Leggo con un senso di annoiato fastidio dell’ennesimo dibattito seguito alla decisione “storica” di un comune di ritirare finalmente la cittadinanza onoraria a Benito Mussolini (sembra che ci siano una marea di cittadinanze onorarie date a Mussolini, per cui non è finita qui).
Il fastidio non nasce tanto dal revanscismo di chi contesta questa decisione, né dal revanscismo di chi esulta come se avesse ricevuto una medaglia d’oro al valor militare della Resistenza. Il vero problema è che, ottant’anni dopo la fine della Seconda Guerra Mondiale, esistano ancora registri di stato civile in cui figure del fascismo figurano come cittadini onorari.
L’11 giugno 1946, il giorno successivo alla proclamazione ufficiale dei risultati del referendum costituzionale, il Capo provvisorio dello Stato avrebbe dovuto firmare una legge per cancellare tutte queste attribuzioni di cittadinanza onoraria, ogni titolo onorifico, vietare in modo inequivocabile ogni commercio di beni che promuovessero il passato regime, nonché ogni saluto fascista. In un Paese serio, ciò sarebbe stato fatto il giorno dopo la nascita della Repubblica.
Invece, l’illusione di chi era arrivato al potere dopo aver combattuto con le armi, che fosse possibile una “pacificazione” e il lassismo diffuso –un carattere della nostra cultura nazionale – hanno permesso che per ottant’anni tutto questo rimanesse impunito. Ancora oggi dobbiamo sopportare saluti romani, calendari inneggianti a Mussolini, busti del “Puzzone”, varia oggettistica venduta nei negozi, e gente volgare che difende i profitti del turismo della nostalgia verso un ventennio infame.
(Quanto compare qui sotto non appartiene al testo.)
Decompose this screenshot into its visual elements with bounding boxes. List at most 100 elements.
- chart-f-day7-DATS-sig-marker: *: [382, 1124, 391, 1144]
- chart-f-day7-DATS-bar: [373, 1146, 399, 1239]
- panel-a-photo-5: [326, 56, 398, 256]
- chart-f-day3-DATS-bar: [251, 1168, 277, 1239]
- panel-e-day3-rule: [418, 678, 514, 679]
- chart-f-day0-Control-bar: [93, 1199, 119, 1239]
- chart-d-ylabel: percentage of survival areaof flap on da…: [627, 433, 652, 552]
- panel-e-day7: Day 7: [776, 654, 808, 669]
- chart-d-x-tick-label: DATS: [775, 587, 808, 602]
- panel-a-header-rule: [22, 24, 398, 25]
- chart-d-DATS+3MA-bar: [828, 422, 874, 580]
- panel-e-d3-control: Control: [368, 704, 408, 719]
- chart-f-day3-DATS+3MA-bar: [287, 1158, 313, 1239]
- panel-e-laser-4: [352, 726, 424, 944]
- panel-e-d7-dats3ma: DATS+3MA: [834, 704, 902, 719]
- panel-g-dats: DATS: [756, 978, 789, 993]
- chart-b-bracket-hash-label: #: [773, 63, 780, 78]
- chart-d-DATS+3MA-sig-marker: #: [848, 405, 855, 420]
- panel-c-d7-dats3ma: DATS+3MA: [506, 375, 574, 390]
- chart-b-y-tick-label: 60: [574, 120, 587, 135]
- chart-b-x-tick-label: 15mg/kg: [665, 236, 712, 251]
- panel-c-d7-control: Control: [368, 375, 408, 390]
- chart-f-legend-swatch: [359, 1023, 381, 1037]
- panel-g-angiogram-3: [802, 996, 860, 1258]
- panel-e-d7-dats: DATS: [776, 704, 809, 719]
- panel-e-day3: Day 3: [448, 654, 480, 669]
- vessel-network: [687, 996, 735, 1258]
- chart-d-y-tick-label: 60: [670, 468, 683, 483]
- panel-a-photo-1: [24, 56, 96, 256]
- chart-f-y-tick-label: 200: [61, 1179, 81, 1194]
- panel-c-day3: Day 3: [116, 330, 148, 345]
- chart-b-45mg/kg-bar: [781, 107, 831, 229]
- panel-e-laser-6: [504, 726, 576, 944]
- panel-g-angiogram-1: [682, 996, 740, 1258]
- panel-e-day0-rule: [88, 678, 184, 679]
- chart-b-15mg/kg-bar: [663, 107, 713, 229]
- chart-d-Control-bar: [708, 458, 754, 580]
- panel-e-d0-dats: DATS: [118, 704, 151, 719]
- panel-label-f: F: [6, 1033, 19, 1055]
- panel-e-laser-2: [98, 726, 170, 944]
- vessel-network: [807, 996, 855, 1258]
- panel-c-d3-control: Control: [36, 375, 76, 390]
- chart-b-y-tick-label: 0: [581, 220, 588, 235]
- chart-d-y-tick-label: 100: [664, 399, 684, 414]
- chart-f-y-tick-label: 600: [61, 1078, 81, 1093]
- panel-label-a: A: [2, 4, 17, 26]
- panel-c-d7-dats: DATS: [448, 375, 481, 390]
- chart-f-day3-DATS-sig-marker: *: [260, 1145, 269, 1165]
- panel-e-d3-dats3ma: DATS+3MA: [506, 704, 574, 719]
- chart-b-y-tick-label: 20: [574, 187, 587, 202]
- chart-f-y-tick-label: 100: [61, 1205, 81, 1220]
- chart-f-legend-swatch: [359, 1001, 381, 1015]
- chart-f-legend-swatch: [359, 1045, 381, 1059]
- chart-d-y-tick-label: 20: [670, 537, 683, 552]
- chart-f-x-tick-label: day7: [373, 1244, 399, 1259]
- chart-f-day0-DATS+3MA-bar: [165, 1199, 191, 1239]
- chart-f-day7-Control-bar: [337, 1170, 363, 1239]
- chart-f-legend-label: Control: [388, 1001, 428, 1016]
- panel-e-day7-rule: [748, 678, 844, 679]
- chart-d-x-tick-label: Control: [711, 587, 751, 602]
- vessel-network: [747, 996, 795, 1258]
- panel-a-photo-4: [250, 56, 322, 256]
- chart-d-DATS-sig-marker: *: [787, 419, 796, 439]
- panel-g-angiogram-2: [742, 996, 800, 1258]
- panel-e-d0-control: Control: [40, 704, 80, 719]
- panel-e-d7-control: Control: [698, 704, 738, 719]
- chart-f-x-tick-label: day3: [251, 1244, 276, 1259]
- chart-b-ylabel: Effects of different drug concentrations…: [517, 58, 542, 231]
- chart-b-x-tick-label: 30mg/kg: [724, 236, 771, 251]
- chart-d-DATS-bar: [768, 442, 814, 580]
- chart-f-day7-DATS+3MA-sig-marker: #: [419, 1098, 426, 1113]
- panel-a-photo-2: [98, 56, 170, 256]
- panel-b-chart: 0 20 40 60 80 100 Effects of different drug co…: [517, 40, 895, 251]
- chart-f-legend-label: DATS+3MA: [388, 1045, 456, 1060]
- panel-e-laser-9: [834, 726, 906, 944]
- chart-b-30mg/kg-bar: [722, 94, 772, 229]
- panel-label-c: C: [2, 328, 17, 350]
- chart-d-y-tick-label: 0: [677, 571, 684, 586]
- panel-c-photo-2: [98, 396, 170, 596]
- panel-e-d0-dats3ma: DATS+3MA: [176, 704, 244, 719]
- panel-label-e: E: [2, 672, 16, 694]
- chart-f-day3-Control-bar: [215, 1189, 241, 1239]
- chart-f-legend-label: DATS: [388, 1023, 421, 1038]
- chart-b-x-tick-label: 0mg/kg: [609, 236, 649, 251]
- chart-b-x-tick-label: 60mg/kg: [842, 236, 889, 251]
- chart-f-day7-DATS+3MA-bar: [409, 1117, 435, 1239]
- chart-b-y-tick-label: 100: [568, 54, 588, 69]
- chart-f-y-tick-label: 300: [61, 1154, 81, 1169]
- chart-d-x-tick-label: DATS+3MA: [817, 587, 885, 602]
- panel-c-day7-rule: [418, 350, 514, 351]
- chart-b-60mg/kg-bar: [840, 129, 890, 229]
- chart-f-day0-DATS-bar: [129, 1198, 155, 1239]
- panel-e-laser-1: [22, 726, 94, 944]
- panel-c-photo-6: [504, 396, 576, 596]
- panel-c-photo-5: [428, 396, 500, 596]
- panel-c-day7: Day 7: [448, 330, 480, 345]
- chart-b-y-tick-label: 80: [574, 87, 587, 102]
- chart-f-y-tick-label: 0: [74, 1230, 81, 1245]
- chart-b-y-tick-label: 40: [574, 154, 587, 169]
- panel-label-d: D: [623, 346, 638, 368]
Tutto ciò si è fuso con il facile spirito di autoassoluzione che permea le nostre coscienze riguardo a quei giorni vergognosi, e oggi la “canaglia fascista”, così ben definita da Umberto Bossi trent’anni fa, alza la testa, arrivando persino a operazioni coordinate nelle scuole, dove compaiono striscioni che equiparano l’antifascismo alla mafia.
Siamo un paese di buffoni, in cui mentre si chiede ai presentatori della sagra nazionale delle canzonette di rilasciare una dichiarazione giurata di antifascismo, si tollera che il fascismo si manifesti in ogni sua forma, e sia tollerato e giustificato ogni giorno.
In mezzo, una classe politica che non ha il coraggio di allontanare dalle proprie foto di famiglia parenti di cui ci si dovrebbe solo vergognare. A destra e a sinistra, questa viltà non riguarda solo i piccoli gruppetti delle ali estreme, ma il paternalismo comprensivo e tollerante con cui i grandi partiti guardano a questi fenomeni, e l’ipocrisia con cui su ciascun versante si guardano solo i reietti dell’altra parte: è possibile accettare che l’uno o il due per cento della destra e della sinistra siano composti da poveracci che vivono nel passato, magari in un passato di cui non sanno nulla; non si può accettare che chi si candida a guidare la Nazione verso il futuro non sappia fare delle scelte definitive e non equivocabili.
Questo schifo fa comodo a tutti, o almeno a molti, perché permette sia alla destra che alla sinistra di non rinunciare ai voti dei peggiori individui, e lo fa non solo rispetto al passato, ma anche al presente: se in fondo “non è il caso” di condannare davvero la nostra più infame vergogna nazionale, che ci è costata centinaia di migliaia di morti, le leggi razziali, i campi di sterminio, l’umiliazione dei trattati di pace successivi, se nemmeno questo ci indigna, perché dovremmo indignarci di fronte ai soldati russi che rapiscono i bambini, stuprano le donne, torturano gli uomini, o i nazipalestinesi che fanno altrettanto e, in più conservano i cadaveri per scambiarli con terroristi?
Tutto ha un senso: anche in politica “del maiale non si butta via niente”, peccato che quel maiale siamo noi.